Solo Travel Dos and Don’ts
My most important dos and don’ts as a first time solo traveler.
Do: Put yourself out there
- Traveling by yourself is the best time to bask in your authentic self.
- You are switching up the people you are with almost constantly, you are meeting new people all the time, so there is no harm in doing something a little or a lot quirky.
- Talk to people! It is as easy as saying hi or asking where they are from; many travelers are also hoping to meet new people. Try out a new language! Try something new! Even if it is just a new food.
Don’t: Be afraid to go out to dinner (or for food) alone
- I loved sitting alone, people watching, reading, writing, or watercoloring while eating at restaurants. I did have to push myself, but it is kind of like convincing yourself to go to the gym and then realizing for the umpteenth time that you are in your element there.
- Sometimes it might feel like going the extra mile, but it’s a great way to get yourself out there.
- I took my book with me to a wine bar in Palma de Mallorca and discovered another woman with the same idea as me. I sat across from her and we just acknowledged each other and did our own things. I got to enjoy the loud, crowded, energetic ambiance of the bar, eat jamón croquetas, drink some red wine, and I ended up leaving with book recommendations from a friendly English couple that sat next to me. One of the absolute best parts of solo traveling is all the people you come across— people who are way more willing to engage with you than you might think.
Don’t: Let your phone out of your sight
- ESPECIALLY in Barcelona.
- The amount of people I know of who have had their phones stolen in Barcelona is absurd. In the span of two days, I met at least three other people who had their phones stolen… just like me.
- I even met a waiter who had his phone stolen just outside his restaurant because he set it down and looked away for one second.
- Keep one hand or eye on your bag at all times.
- And do not hang around Barceloneta at night. The clubs are fine, but keep your wits about yourself.
Do: Back up your phone and your pictures
- I learned this the hard way and lost all my pictures I had not shared.
- If you don’t use iCloud, it will definitely be worth it at least for the time you’re traveling.
- Some alternatives to iCloud are Google Photos and Dropbox.
- Maybe even take a cheap digital camera or a disposable camera. Two of my friends brought their digital cameras along and it (1) challenged me to get comfortable with the discomfort of using flash in crowded spaces; (2) meant that our photo shoots weren’t just on my phone; and (3) made other people want to get in the photos for some great memories with slight strangers
Don’t: Be afraid to get rejected
- Will you meet the love of your life while abroad? Who knows.
- Could an amazing opportunity arise from asking someone literally anything? Yes. And what’s the worst that could happen? You get told no and move on with your life?
- Start small, ask someone to take some pictures of you.

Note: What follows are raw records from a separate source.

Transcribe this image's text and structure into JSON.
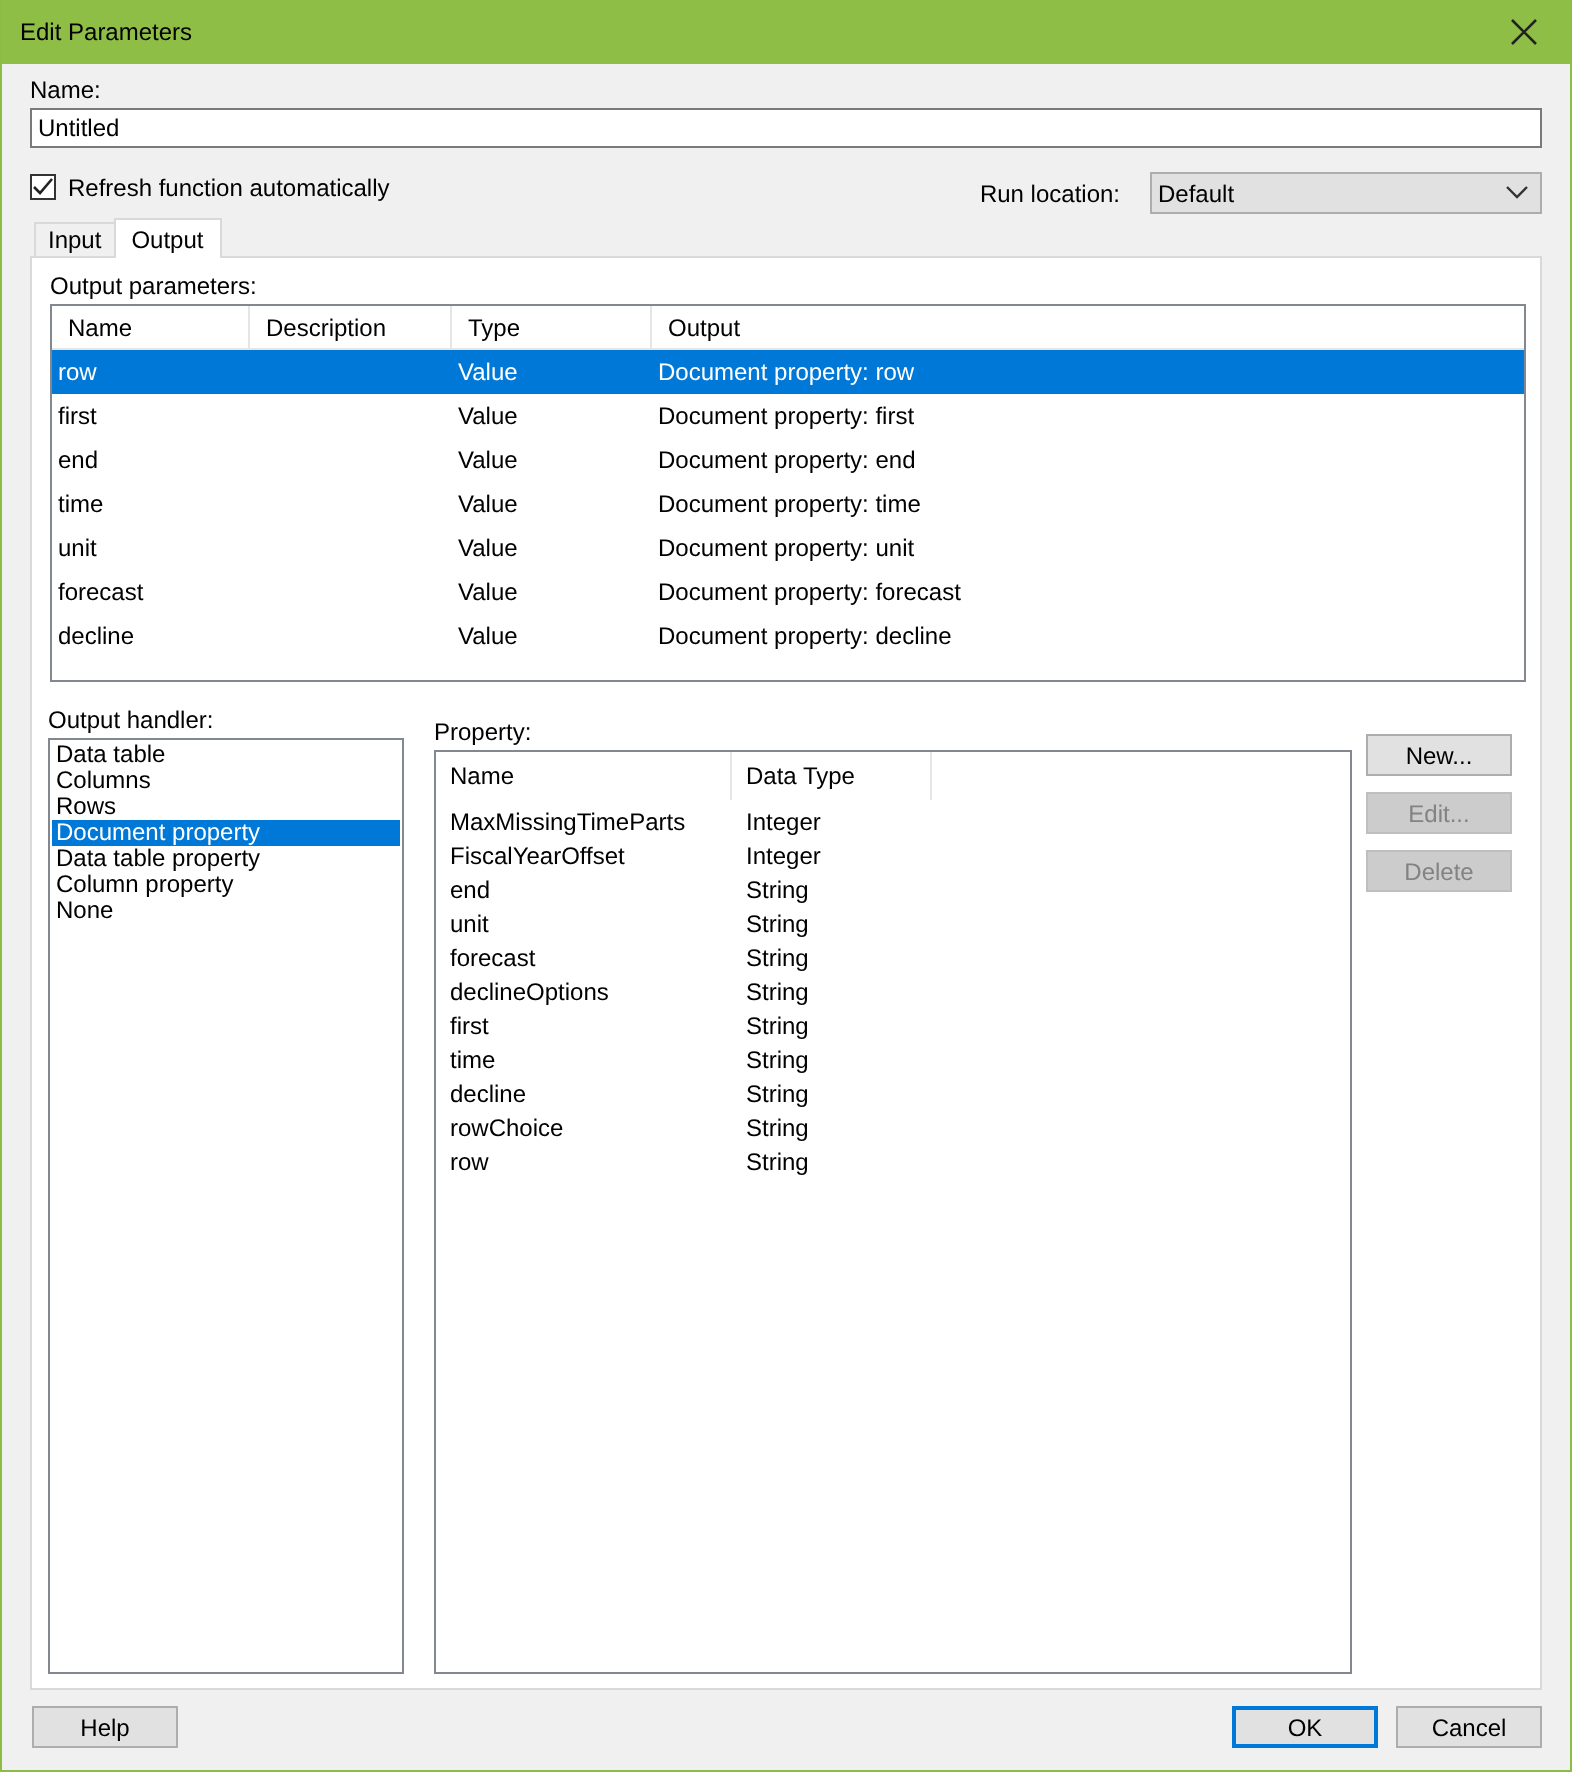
{
  "window": {
    "title": "Edit Parameters"
  },
  "name_field": {
    "label": "Name:",
    "value": "Untitled"
  },
  "refresh_checkbox": {
    "label": "Refresh function automatically",
    "checked": true
  },
  "run_location": {
    "label": "Run location:",
    "value": "Default"
  },
  "tabs": [
    {
      "label": "Input",
      "selected": false
    },
    {
      "label": "Output",
      "selected": true
    }
  ],
  "output_parameters": {
    "label": "Output parameters:",
    "columns": [
      "Name",
      "Description",
      "Type",
      "Output"
    ],
    "rows": [
      {
        "cells": [
          "row",
          "",
          "Value",
          "Document property: row"
        ],
        "selected": true
      },
      {
        "cells": [
          "first",
          "",
          "Value",
          "Document property: first"
        ],
        "selected": false
      },
      {
        "cells": [
          "end",
          "",
          "Value",
          "Document property: end"
        ],
        "selected": false
      },
      {
        "cells": [
          "time",
          "",
          "Value",
          "Document property: time"
        ],
        "selected": false
      },
      {
        "cells": [
          "unit",
          "",
          "Value",
          "Document property: unit"
        ],
        "selected": false
      },
      {
        "cells": [
          "forecast",
          "",
          "Value",
          "Document property: forecast"
        ],
        "selected": false
      },
      {
        "cells": [
          "decline",
          "",
          "Value",
          "Document property: decline"
        ],
        "selected": false
      }
    ]
  },
  "output_handler": {
    "label": "Output handler:",
    "items": [
      {
        "label": "Data table",
        "selected": false
      },
      {
        "label": "Columns",
        "selected": false
      },
      {
        "label": "Rows",
        "selected": false
      },
      {
        "label": "Document property",
        "selected": true
      },
      {
        "label": "Data table property",
        "selected": false
      },
      {
        "label": "Column property",
        "selected": false
      },
      {
        "label": "None",
        "selected": false
      }
    ]
  },
  "property": {
    "label": "Property:",
    "columns": [
      "Name",
      "Data Type"
    ],
    "rows": [
      [
        "MaxMissingTimeParts",
        "Integer"
      ],
      [
        "FiscalYearOffset",
        "Integer"
      ],
      [
        "end",
        "String"
      ],
      [
        "unit",
        "String"
      ],
      [
        "forecast",
        "String"
      ],
      [
        "declineOptions",
        "String"
      ],
      [
        "first",
        "String"
      ],
      [
        "time",
        "String"
      ],
      [
        "decline",
        "String"
      ],
      [
        "rowChoice",
        "String"
      ],
      [
        "row",
        "String"
      ]
    ]
  },
  "side_buttons": [
    {
      "label": "New...",
      "disabled": false
    },
    {
      "label": "Edit...",
      "disabled": true
    },
    {
      "label": "Delete",
      "disabled": true
    }
  ],
  "footer_buttons": [
    {
      "label": "Help",
      "default": false
    },
    {
      "label": "OK",
      "default": true
    },
    {
      "label": "Cancel",
      "default": false
    }
  ]
}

- Ask someone who works at a gallery if they have any food recommendations— yes this is from personal experience. Ask a bartender to wingman (or wingwoman) you. This is also from personal experience— Álvaro from La Banda Rooftop Hostel in Sevilla was a joy to befriend while he texted the man from the art gallery.
Do: Download Bumble BFF
- If you want to go out, but don’t want to go alone (which is not advisable late at night), meet someone for drinks and see if you vibe with them and then you can have each others’ backs.
- I met a lovely and fun girl named Paola in Mallorca and I am hoping that we will meet again.
Do: Find a social hostel
- Hostels can make or break your experience. Madrid is not one of my favorite cities, however I loved the days I spent there. I met some of the most wonderful people and made unforgettable memories with them because of my hostel, Sungate ONEFAM.
- Likewise, Barcelona is one of my favorite cities, but the hostel I stayed at (The Central House, Barcelona Gracia) was quiet and not social, which bummed me out.
- Look for hostels that advertise family dinners, group events, pub crawls, and walking tours.
- I can confidently recommend ONEFAM and La Banda in Sevilla.
Do: Stay in touch with the people you meet!
- Exchange numbers on Whatsapp, social media, or addresses for letters.
- You never know if you will end up in the same city again or if you might become best friends.
- A few friends I made in Madrid ended up coming to Barcelona at the same time as me and they completely elevated my trip. (They might even save you when all your photos are lost and they happened to take some with you).
Do: Take risks and say yes
- If some Germans at an empty karaoke bar beckon you over, join them! Duet with them, make new friends, have fun!
- You can do anything within reason. If you are in Spain for instance, you could take a ferry or flight and end up in Morocco or the Balearic Islands within hours. Create the story you want to live. And live a little!
- Mistakes and risks are what will foster your growth, so go for it. That doesn’t necessarily mean taking a taxi to some German boys’ villa at 4am after meeting them at a club, which one of my friends was invited to do— but there are also worse decisions that could be made.